Mace gets on her cell, typing away.

Cruising into Fallstown, we can barely maneuver around traffic, whether it’s vehicles or people on foot. Coral just ends up pulling as far ahead as she can and parking.

“Thanks, guys.” I hop out. “Sorry to drag you here!”

I start to run, but then I notice Coral turning off the car and everyone climbing out. They walk up to me, fixing their clothes. “You’re going to need a ride back,” she says.

“I can find one,” I tell her. “Are you sure?”

But just then, Mace’s face lights up. Or it lights up to about as amused as I think she ever gets. “Holy shit.” She looks around at the track, the crowd, and the bikes racing by. “I’ve never been here.”

Codi’s wide-eyed, chewing her gum, and I smile. “Come on,” I tell them.

We stroll in, bypassing the metal detectors, and I nod to Pax, one of the security guys dressed in a black polo.

“Hey, Dylan,” he says.

“They’re with me,” I tell him, gesturing to my friends.

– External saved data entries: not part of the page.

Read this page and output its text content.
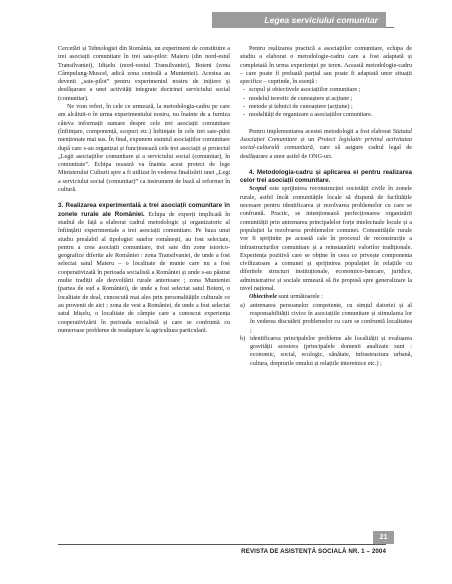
Legea serviciului comunitar

Cercetări și Tehnologiei din România, un experiment de constituire a trei asociații comunitare în trei sate-pilot: Maieru (din nord-estul Transilvaniei), Idișelu (nord-vestul Transilvaniei), Boteni (zona Câmpulung-Muscel, adică zona centrală a Munteniei). Acestea au devenit „sate-pilot” pentru experimentul nostru de inițiere și desfășurare a unei activități integrate doctrinei serviciului social (comunitar).

Ne vom referi, în cele ce urmează, la metodologia-cadru pe care am alcătuit-o în urma experimentului nostru, nu înainte de a furniza câteva informații sumare despre cele trei asociații comunitare (înființare, componență, scopuri etc.) înființate în cele trei sate-pilot menționate mai sus. În final, expunem statutul asociațiilor comunitare după care s-au organizat și funcționează cele trei asociații și proiectul „Legii asociațiilor comunitare și a serviciului social (comunitar), în comunitate”. Echipa noastră va înainta acest proiect de lege Ministerului Culturii spre a fi utilizat în vederea finalizării unei „Legi a serviciului social (comunitar)” ca instrument de bază al reformei în cultură.

3. Realizarea experimentală a trei asociații comunitare în zonele rurale ale României. Echipa de experți implicată în studiul de față a elaborat cadrul metodologic și organizatoric al înființării experimentale a trei asociații comunitare. Pe baza unui studiu prealabil al tipologiei satelor românești, au fost selectate, pentru a crea asociații comunitare, trei sate din zone istorico-geografice diferite ale României : zona Transilvaniei, de unde a fost selectat satul Maieru – o localitate de munte care nu a fost cooperativizată în perioada socialistă a României și unde s-au păstrat multe tradiții ale dezvoltării rurale anterioare ; zona Munteniei (partea de sud a României), de unde a fost selectat satul Boteni, o localitate de deal, cunoscută mai ales prin personalitățile culturale ce au provenit de aici ; zona de vest a României, de unde a fost selectat satul Idișelu, o localitate de câmpie care a cunoscut experiența cooperativizării în perioada socialistă și care se confruntă cu numeroase probleme de readaptare la agricultura particulară.

Pentru realizarea practică a asociațiilor comunitare, echipa de studiu a elaborat o metodologie-cadru care a fost adaptată și completată în urma experienței pe teren. Această metodologie-cadru – care poate fi preluată parțial sau poate fi adaptată unor situații specifice – cuprinde, în esență :

- scopul și obiectivele asociațiilor comunitare ;
- modelul teoretic de cunoaștere și acțiune ;
- metode și tehnici de cunoaștere (acțiune) ;
- modalități de organizare a asociațiilor comunitare.

Pentru implementarea acestei metodologii a fost elaborat Statutul Asociației Comunitare și un Proiect legislativ privind activitatea social-culturală comunitară, care să asigure cadrul legal de desfășurare a unor astfel de ONG-uri.

4. Metodologia-cadru și aplicarea ei pentru realizarea celor trei asociații comunitare.

Scopul este sprijinirea reconstrucției societății civile în zonele rurale, astfel încât comunitățile locale să dispună de facilitățile necesare pentru identificarea și rezolvarea problemelor cu care se confruntă. Practic, se intenționează perfecționarea organizării comunității prin antrenarea principalelor forțe intelectuale locale și a populației la rezolvarea problemelor comunei. Comunitățile rurale vor fi sprijinite pe această cale în procesul de reconstrucție a infrastructurilor comunitare și a reinstaurării valorilor tradiționale. Experiența pozitivă care se obține în ceea ce privește componenta civilizatoare a comunei și sprijinirea populației în relațiile cu diferitele structuri instituționale, economico-bancare, juridice, administrative și sociale urmează să fie propusă spre generalizare la nivel național.

Obiectivele sunt următoarele :

a) antrenarea persoanelor competente, cu simțul datoriei și al responsabilității civice în asociațiile comunitare și stimularea lor în vederea discutării problemelor cu care se confruntă localitatea ;
b) identificarea principalelor probleme ale localității și evaluarea gravității acestora (principalele domenii analizate sunt : economic, social, ecologic, sănătate, infrastructura urbană, cultura, drepturile omului și relațiile interetnice etc.) ;
21
REVISTA DE ASISTENȚĂ SOCIALĂ NR. 1 – 2004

He lets us pass, and I lead them to the stands. “Concessions are over there.” I point to my left and then wave my hand to the seats. “Sit anywhere.”

Superbikes race to my left, while I hear a motocross race going far in the distance, over the hills, on a track deep in the field. People are spread all over the place, standing on the sidelines, watching, and some sitting in their own chairs they brought. Beer flows, and I smell the food trucks serving burgers, sandwiches, and pretzels.

My brother sits in the media booth, a pair of binoculars around his neck that he’s not using, because he’s playing games on my dad’s phone.

I run up, jumping onto the edge of the booth and swinging my legs over. I slip his binoculars over his head.

“Hey!” he blurts outs.

But he doesn’t put up a fight.

I look through, spying Noah in his green and gray uniform flying over the hill, into the air, and setting back down with ease. He’s not even close to first place. “Come on…”

“Van der Berg standing tall, feet on the pegs, powering through the ruts,” Shane Benchly tells the crowd.

“Sinclair, Fahl, and Weisman climbing high,” the other one whose last name, I think, is Dubois adds. “Richter falling back to fifth.”

“And here were go, last lap…”

I watch Noah put his foot down, speeding faster and faster.

“Stuart closing back in,” Dubois says. “We saw Weisman wobble there, back tire caught in a rut, and Van der Berg trimming four seconds off Sinclair’s lead…”

My dad is down in the pit, his headset on, probably talking to Jax in the tower.